Ueber die Vergoldung des Gipsklumpens, (ich hätte bald geschrieben Goldklumpens) weiss
ich Bescheid, ich werde die Kosten ersetzen.
Möge diese Sendung Ihnen u Ihren allmächtigen Herren Freude u Interesse gewähren,
u sie gestimmt machen unsern Freund auf die höchste Stufe seiner Wünsche zu bringen.
Sie wissen nun aus unserer mündlichen Unterredung was ich damit meine. Dr Müller hat
bedeutend an Ansehn gewonnen durch die Huldbezeugung Ihrer hohen Herrschaften. Er
schreibt manchmal, dass man in Deutschland vielleicht über ihn lachen werde wegen
seiner Eitelkeit, aber es geht dort einmal nicht anders. Er wäre lange aus seiner
Stelle durch die Engländer verdrängt, wenn nicht die ihm zu Theil gewordenen Ehrenbezeugungen
ihm soviel Respect, selbst bei den höheren Staatsbeamten verschafft hätten. Darum
muss er streben bis an das Ziel, das ihn auch in anderer Beziehung an das Ziel seiner
Wünsche zu bringen vermag. Ich habe Ihnen bereits gesagt, dass M. ein zweites Stipendium
zu stiften beabsichtigt, so bald er nur die Mittel in Händen hat. Für Ihr Museum wird
er für Sie wirken, seitdem ich ihm nun aus Autopsie berichten konnte, dass seine Sendungen
an die rechte Stelle gelangen. Vielleicht hat er Ihnen selbst geschrieben, dass die
durch ihn hervorgerufene Expedition nach dem Innern von Westaustralien aus, wiederum
durch den Betrug der Eingeborenen vereitelt ist, und doch hat er schon wieder eine
neue auf dem Tapet nach dem Golf von Carpentaria. Möge er gesund bleiben, dann leistet
er noch viel.
Wegen Ihres Europamüden Sohns habe ich mit verschiedenen Bekannten gesprochen, jeder
meint, da könne man schwer rathen. Hier empfiehlt man im Allgemeinen mehr den Amur
als Japan. Die Hamburger gehen meistens nach Westindien oder Südamerika d. h. nach
der Westküste wo es, namentlich in Peru u Chile gesunder ist. In Westindien u Mexiko
wird man eher reich, aber ungefähr 1/3 stirbt an Klimafieber oder kömmt mit einer
unheilbaren Leberkrankheit zurück. — Die Wahl ist schwer, wer kann wissen, wo den
Menschen das Glück sucht u ohne dieses geht es nicht; wer zurückkommt ist in der Regel
reich, aber viele bleiben auch da.
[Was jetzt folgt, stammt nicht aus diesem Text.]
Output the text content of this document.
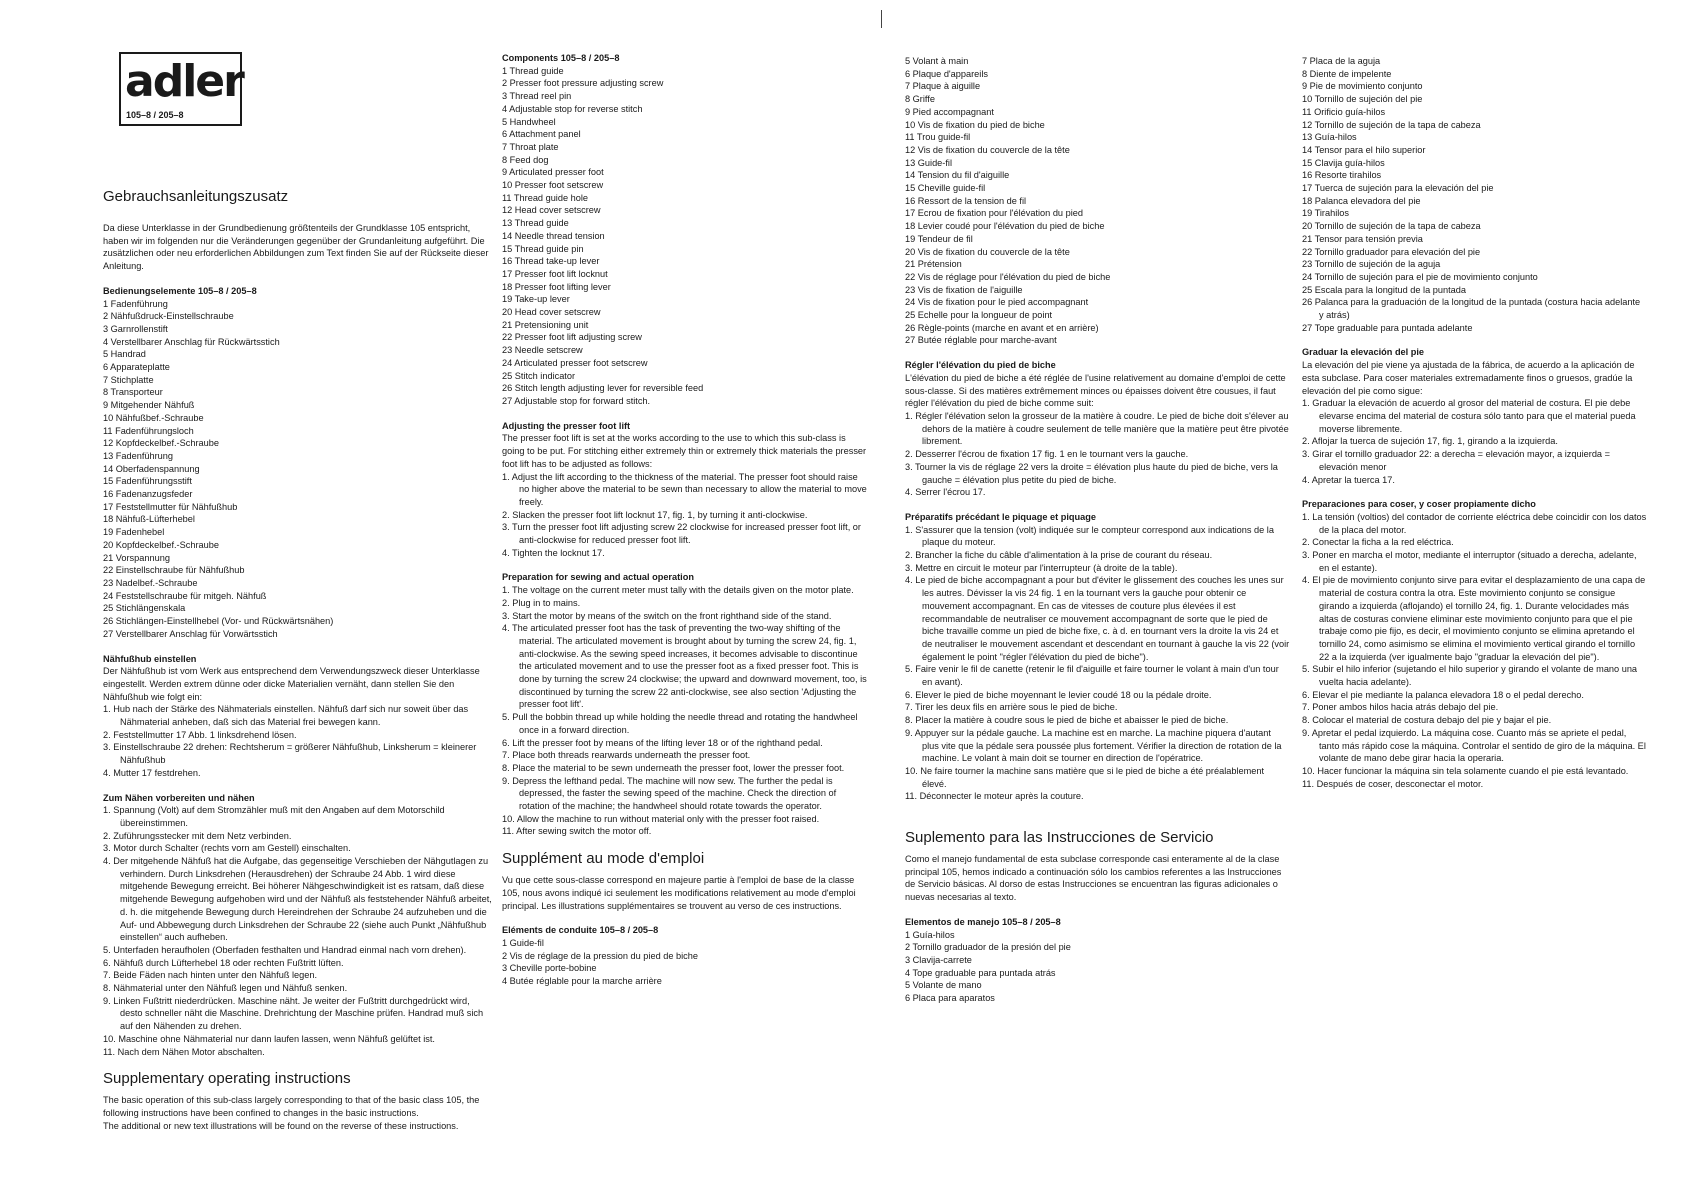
adler
105–8 / 205–8
Gebrauchsanleitungszusatz

Da diese Unterklasse in der Grundbedienung größtenteils der Grundklasse 105 entspricht, haben wir im folgenden nur die Veränderungen gegenüber der Grundanleitung aufgeführt. Die zusätzlichen oder neu erforderlichen Abbildungen zum Text finden Sie auf der Rückseite dieser Anleitung.

Bedienungselemente 105–8 / 205–8

1 Fadenführung
2 Nähfußdruck-Einstellschraube
3 Garnrollenstift
4 Verstellbarer Anschlag für Rückwärtsstich
5 Handrad
6 Apparateplatte
7 Stichplatte
8 Transporteur
9 Mitgehender Nähfuß
10 Nähfußbef.-Schraube
11 Fadenführungsloch
12 Kopfdeckelbef.-Schraube
13 Fadenführung
14 Oberfadenspannung
15 Fadenführungsstift
16 Fadenanzugsfeder
17 Feststellmutter für Nähfußhub
18 Nähfuß-Lüfterhebel
19 Fadenhebel
20 Kopfdeckelbef.-Schraube
21 Vorspannung
22 Einstellschraube für Nähfußhub
23 Nadelbef.-Schraube
24 Feststellschraube für mitgeh. Nähfuß
25 Stichlängenskala
26 Stichlängen-Einstellhebel (Vor- und Rückwärtsnähen)
27 Verstellbarer Anschlag für Vorwärtsstich

Nähfußhub einstellen

Der Nähfußhub ist vom Werk aus entsprechend dem Verwendungszweck dieser Unterklasse eingestellt. Werden extrem dünne oder dicke Materialien vernäht, dann stellen Sie den Nähfußhub wie folgt ein:

1. Hub nach der Stärke des Nähmaterials einstellen. Nähfuß darf sich nur soweit über das Nähmaterial anheben, daß sich das Material frei bewegen kann.
2. Feststellmutter 17 Abb. 1 linksdrehend lösen.
3. Einstellschraube 22 drehen: Rechtsherum = größerer Nähfußhub, Linksherum = kleinerer Nähfußhub
4. Mutter 17 festdrehen.

Zum Nähen vorbereiten und nähen

1. Spannung (Volt) auf dem Stromzähler muß mit den Angaben auf dem Motorschild übereinstimmen.
2. Zuführungsstecker mit dem Netz verbinden.
3. Motor durch Schalter (rechts vorn am Gestell) einschalten.
4. Der mitgehende Nähfuß hat die Aufgabe, das gegenseitige Verschieben der Nähgutlagen zu verhindern. Durch Linksdrehen (Herausdrehen) der Schraube 24 Abb. 1 wird diese mitgehende Bewegung erreicht. Bei höherer Nähgeschwindigkeit ist es ratsam, daß diese mitgehende Bewegung aufgehoben wird und der Nähfuß als feststehender Nähfuß arbeitet, d. h. die mitgehende Bewegung durch Hereindrehen der Schraube 24 aufzuheben und die Auf- und Abbewegung durch Linksdrehen der Schraube 22 (siehe auch Punkt „Nähfußhub einstellen“ auch aufheben.
5. Unterfaden heraufholen (Oberfaden festhalten und Handrad einmal nach vorn drehen).
6. Nähfuß durch Lüfterhebel 18 oder rechten Fußtritt lüften.
7. Beide Fäden nach hinten unter den Nähfuß legen.
8. Nähmaterial unter den Nähfuß legen und Nähfuß senken.
9. Linken Fußtritt niederdrücken. Maschine näht. Je weiter der Fußtritt durchgedrückt wird, desto schneller näht die Maschine. Drehrichtung der Maschine prüfen. Handrad muß sich auf den Nähenden zu drehen.
10. Maschine ohne Nähmaterial nur dann laufen lassen, wenn Nähfuß gelüftet ist.
11. Nach dem Nähen Motor abschalten.
Supplementary operating instructions

The basic operation of this sub-class largely corresponding to that of the basic class 105, the following instructions have been confined to changes in the basic instructions.

The additional or new text illustrations will be found on the reverse of these instructions.

Components 105–8 / 205–8

1 Thread guide
2 Presser foot pressure adjusting screw
3 Thread reel pin
4 Adjustable stop for reverse stitch
5 Handwheel
6 Attachment panel
7 Throat plate
8 Feed dog
9 Articulated presser foot
10 Presser foot setscrew
11 Thread guide hole
12 Head cover setscrew
13 Thread guide
14 Needle thread tension
15 Thread guide pin
16 Thread take-up lever
17 Presser foot lift locknut
18 Presser foot lifting lever
19 Take-up lever
20 Head cover setscrew
21 Pretensioning unit
22 Presser foot lift adjusting screw
23 Needle setscrew
24 Articulated presser foot setscrew
25 Stitch indicator
26 Stitch length adjusting lever for reversible feed
27 Adjustable stop for forward stitch.

Adjusting the presser foot lift

The presser foot lift is set at the works according to the use to which this sub-class is going to be put. For stitching either extremely thin or extremely thick materials the presser foot lift has to be adjusted as follows:

1. Adjust the lift according to the thickness of the material. The presser foot should raise no higher above the material to be sewn than necessary to allow the material to move freely.
2. Slacken the presser foot lift locknut 17, fig. 1, by turning it anti-clockwise.
3. Turn the presser foot lift adjusting screw 22 clockwise for increased presser foot lift, or anti-clockwise for reduced presser foot lift.
4. Tighten the locknut 17.

Preparation for sewing and actual operation

1. The voltage on the current meter must tally with the details given on the motor plate.
2. Plug in to mains.
3. Start the motor by means of the switch on the front righthand side of the stand.
4. The articulated presser foot has the task of preventing the two-way shifting of the material. The articulated movement is brought about by turning the screw 24, fig. 1, anti-clockwise. As the sewing speed increases, it becomes advisable to discontinue the articulated movement and to use the presser foot as a fixed presser foot. This is done by turning the screw 24 clockwise; the upward and downward movement, too, is discontinued by turning the screw 22 anti-clockwise, see also section 'Adjusting the presser foot lift'.
5. Pull the bobbin thread up while holding the needle thread and rotating the handwheel once in a forward direction.
6. Lift the presser foot by means of the lifting lever 18 or of the righthand pedal.
7. Place both threads rearwards underneath the presser foot.
8. Place the material to be sewn underneath the presser foot, lower the presser foot.
9. Depress the lefthand pedal. The machine will now sew. The further the pedal is depressed, the faster the sewing speed of the machine. Check the direction of rotation of the machine; the handwheel should rotate towards the operator.
10. Allow the machine to run without material only with the presser foot raised.
11. After sewing switch the motor off.
Supplément au mode d'emploi

Vu que cette sous-classe correspond en majeure partie à l'emploi de base de la classe 105, nous avons indiqué ici seulement les modifications relativement au mode d'emploi principal. Les illustrations supplémentaires se trouvent au verso de ces instructions.

Eléments de conduite 105–8 / 205–8

1 Guide-fil
2 Vis de réglage de la pression du pied de biche
3 Cheville porte-bobine
4 Butée réglable pour la marche arrière
5 Volant à main
6 Plaque d'appareils
7 Plaque à aiguille
8 Griffe
9 Pied accompagnant
10 Vis de fixation du pied de biche
11 Trou guide-fil
12 Vis de fixation du couvercle de la tête
13 Guide-fil
14 Tension du fil d'aiguille
15 Cheville guide-fil
16 Ressort de la tension de fil
17 Ecrou de fixation pour l'élévation du pied
18 Levier coudé pour l'élévation du pied de biche
19 Tendeur de fil
20 Vis de fixation du couvercle de la tête
21 Prétension
22 Vis de réglage pour l'élévation du pied de biche
23 Vis de fixation de l'aiguille
24 Vis de fixation pour le pied accompagnant
25 Echelle pour la longueur de point
26 Règle-points (marche en avant et en arrière)
27 Butée réglable pour marche-avant

Régler l'élévation du pied de biche

L'élévation du pied de biche a été réglée de l'usine relativement au domaine d'emploi de cette sous-classe. Si des matières extrêmement minces ou épaisses doivent être cousues, il faut régler l'élévation du pied de biche comme suit:

1. Régler l'élévation selon la grosseur de la matière à coudre. Le pied de biche doit s'élever au dehors de la matière à coudre seulement de telle manière que la matière peut être pivotée librement.
2. Desserrer l'écrou de fixation 17 fig. 1 en le tournant vers la gauche.
3. Tourner la vis de réglage 22 vers la droite = élévation plus haute du pied de biche, vers la gauche = élévation plus petite du pied de biche.
4. Serrer l'écrou 17.

Préparatifs précédant le piquage et piquage

1. S'assurer que la tension (volt) indiquée sur le compteur correspond aux indications de la plaque du moteur.
2. Brancher la fiche du câble d'alimentation à la prise de courant du réseau.
3. Mettre en circuit le moteur par l'interrupteur (à droite de la table).
4. Le pied de biche accompagnant a pour but d'éviter le glissement des couches les unes sur les autres. Dévisser la vis 24 fig. 1 en la tournant vers la gauche pour obtenir ce mouvement accompagnant. En cas de vitesses de couture plus élevées il est recommandable de neutraliser ce mouvement accompagnant de sorte que le pied de biche travaille comme un pied de biche fixe, c. à d. en tournant vers la droite la vis 24 et de neutraliser le mouvement ascendant et descendant en tournant à gauche la vis 22 (voir également le point "régler l'élévation du pied de biche").
5. Faire venir le fil de canette (retenir le fil d'aiguille et faire tourner le volant à main d'un tour en avant).
6. Elever le pied de biche moyennant le levier coudé 18 ou la pédale droite.
7. Tirer les deux fils en arrière sous le pied de biche.
8. Placer la matière à coudre sous le pied de biche et abaisser le pied de biche.
9. Appuyer sur la pédale gauche. La machine est en marche. La machine piquera d'autant plus vite que la pédale sera poussée plus fortement. Vérifier la direction de rotation de la machine. Le volant à main doit se tourner en direction de l'opératrice.
10. Ne faire tourner la machine sans matière que si le pied de biche a été préalablement élevé.
11. Déconnecter le moteur après la couture.
Suplemento para las Instrucciones de Servicio

Como el manejo fundamental de esta subclase corresponde casi enteramente al de la clase principal 105, hemos indicado a continuación sólo los cambios referentes a las Instrucciones de Servicio básicas. Al dorso de estas Instrucciones se encuentran las figuras adicionales o nuevas necesarias al texto.

Elementos de manejo 105–8 / 205–8

1 Guía-hilos
2 Tornillo graduador de la presión del pie
3 Clavija-carrete
4 Tope graduable para puntada atrás
5 Volante de mano
6 Placa para aparatos
7 Placa de la aguja
8 Diente de impelente
9 Pie de movimiento conjunto
10 Tornillo de sujeción del pie
11 Orificio guía-hilos
12 Tornillo de sujeción de la tapa de cabeza
13 Guía-hilos
14 Tensor para el hilo superior
15 Clavija guía-hilos
16 Resorte tirahilos
17 Tuerca de sujeción para la elevación del pie
18 Palanca elevadora del pie
19 Tirahilos
20 Tornillo de sujeción de la tapa de cabeza
21 Tensor para tensión previa
22 Tornillo graduador para elevación del pie
23 Tornillo de sujeción de la aguja
24 Tornillo de sujeción para el pie de movimiento conjunto
25 Escala para la longitud de la puntada
26 Palanca para la graduación de la longitud de la puntada (costura hacia adelante y atrás)
27 Tope graduable para puntada adelante

Graduar la elevación del pie

La elevación del pie viene ya ajustada de la fábrica, de acuerdo a la aplicación de esta subclase. Para coser materiales extremadamente finos o gruesos, gradúe la elevación del pie como sigue:

1. Graduar la elevación de acuerdo al grosor del material de costura. El pie debe elevarse encima del material de costura sólo tanto para que el material pueda moverse libremente.
2. Aflojar la tuerca de sujeción 17, fig. 1, girando a la izquierda.
3. Girar el tornillo graduador 22: a derecha = elevación mayor, a izquierda = elevación menor
4. Apretar la tuerca 17.

Preparaciones para coser, y coser propiamente dicho

1. La tensión (voltios) del contador de corriente eléctrica debe coincidir con los datos de la placa del motor.
2. Conectar la ficha a la red eléctrica.
3. Poner en marcha el motor, mediante el interruptor (situado a derecha, adelante, en el estante).
4. El pie de movimiento conjunto sirve para evitar el desplazamiento de una capa de material de costura contra la otra. Este movimiento conjunto se consigue girando a izquierda (aflojando) el tornillo 24, fig. 1. Durante velocidades más altas de costuras conviene eliminar este movimiento conjunto para que el pie trabaje como pie fijo, es decir, el movimiento conjunto se elimina apretando el tornillo 24, como asimismo se elimina el movimiento vertical girando el tornillo 22 a la izquierda (ver igualmente bajo "graduar la elevación del pie").
5. Subir el hilo inferior (sujetando el hilo superior y girando el volante de mano una vuelta hacia adelante).
6. Elevar el pie mediante la palanca elevadora 18 o el pedal derecho.
7. Poner ambos hilos hacia atrás debajo del pie.
8. Colocar el material de costura debajo del pie y bajar el pie.
9. Apretar el pedal izquierdo. La máquina cose. Cuanto más se apriete el pedal, tanto más rápido cose la máquina. Controlar el sentido de giro de la máquina. El volante de mano debe girar hacia la operaria.
10. Hacer funcionar la máquina sin tela solamente cuando el pie está levantado.
11. Después de coser, desconectar el motor.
Wenn Ihr Sohn eine gute Stelle in England hat,
so soll er lieber in Europa bleiben, ein thätiger Geschäftsmann könnte in England
bestimmt fort. Von Australien wird Müller Ihnen sicher abrathen, dahin geht auch kein
Hamburger Kaufmann.
Meine Frau dankt verbindlichst für Ihren freundlichen Gruss, sie empfiehlt sich mit
mir Ihrer ganzen Familie bestens, wir hoffen dass die Masern überwunden und Alles
wieder im besten Wohlsein sich befinde. Wir hoffen, dass Sie im nächsten Herbst nach
Rostock gehen, vorher aber in Hamburg uns besuchen; bringen Sie dann Ihre Frau auch
mit.
Nun Gott befohlen
Ihr
W. Sonder
Ich lege in die Kiste ein Paket Algen für den verehrten Herrn von Martens, der so
freundlich gewesen ist, mir von den Algen der Ostasien Expedition einen Theil zu schenken.
Ich bitte Sie um gefällige Beförderung.
Zur Entschädigung für mein langes Schweigen habe ich Ihnen ein Schmerzensgeld zugedacht.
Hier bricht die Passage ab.